Syrena was born into a village embroiled in a life-or-death debate. At stake was the life of mermaids, and it was the mermaids themselves who were asking the question: with the ocean such a perilous place for them, was it wise to keep creating more mermaids?

There was a feeling, held passionately by many of them, that the sea was no longer a safe place for even the oldest and strongest among them. Of course, life underwater had always been heightened by the fact that at any moment sharks could arrow into the village and leave
the water there reddened in their wake. The mermaids had always fortified their homes as best they could, digging great caves beneath the sand or building bunkers from the discarded shells of giant clams and old sea-monster bones. They set traps for the sharks, and some mermaids took up the task of fighting them in combat, armored in seashells, a spear in each hand. What feasts the village had when a mermaid slayed a shark!

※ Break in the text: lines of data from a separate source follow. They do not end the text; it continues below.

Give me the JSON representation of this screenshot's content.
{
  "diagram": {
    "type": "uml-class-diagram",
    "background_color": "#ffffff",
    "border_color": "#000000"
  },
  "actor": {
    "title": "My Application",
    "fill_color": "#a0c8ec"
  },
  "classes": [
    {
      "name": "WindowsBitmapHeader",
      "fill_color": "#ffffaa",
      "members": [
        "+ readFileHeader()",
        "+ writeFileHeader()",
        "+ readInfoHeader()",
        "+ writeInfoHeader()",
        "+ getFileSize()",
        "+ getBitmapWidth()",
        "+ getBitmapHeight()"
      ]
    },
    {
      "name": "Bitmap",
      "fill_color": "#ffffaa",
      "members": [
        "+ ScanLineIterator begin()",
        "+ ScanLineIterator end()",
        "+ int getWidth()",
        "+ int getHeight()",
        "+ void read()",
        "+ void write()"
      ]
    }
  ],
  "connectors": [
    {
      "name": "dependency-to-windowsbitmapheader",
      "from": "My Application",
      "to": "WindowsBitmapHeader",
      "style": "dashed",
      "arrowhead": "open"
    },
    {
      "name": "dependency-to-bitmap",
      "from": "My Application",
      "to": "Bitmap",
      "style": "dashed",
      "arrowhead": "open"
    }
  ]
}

To protect their offspring the mermaids constructed castles of foam from their own mouths and nestled their fragile eggs inside. Tucked up in the crook of a sea cave, or hidden in a jumble of rocks, the babies grew from a speck of nothing into the littlest tadpoles, finally clawing out of the soft, watery eggs. They scattered into the sea blindly, instinctively sticking close to rocks, darting into crevices, eating plankton and microbes. The ones who weren't swallowed by fish grew larger. The ones who weren't lassoed by hungry squid grew larger still. Eventually the mermaid babies made their way into the heart of the village, where they were greeted with cheers of joy. These were the hardiest mermaids, the craftiest, the ones with intuition like radar. The grown creatures protected them from seals and sharks and taught them how to be mermaids—how to care for their scales and their hair, how to build caves and spear fish, how to weave nets and make mermaid magic. It was the way they had lived for thousands of years.

But the coming of the people onto the seas changed everything. At first there were only a few, and their boats were humble and so were they. Knowing they were entering another's land, the humans brought
gifts for the mermaids, and the mermaids offered their own tokens in return—wreaths woven from seaweed and their own hair, clusters of pearls wrenched from the tight lips of oysters, a perfect fish, wrestled with their own hands.

First there were only a few boats, but then there were many, and the vessels grew larger and larger: no longer a single man rowing the hull of a tree, but a rowdy crew commanding a ship built from an entire forest. They sailed further from their native shores, no longer coming through the nearby channels and straits but cutting across the wide, open ocean.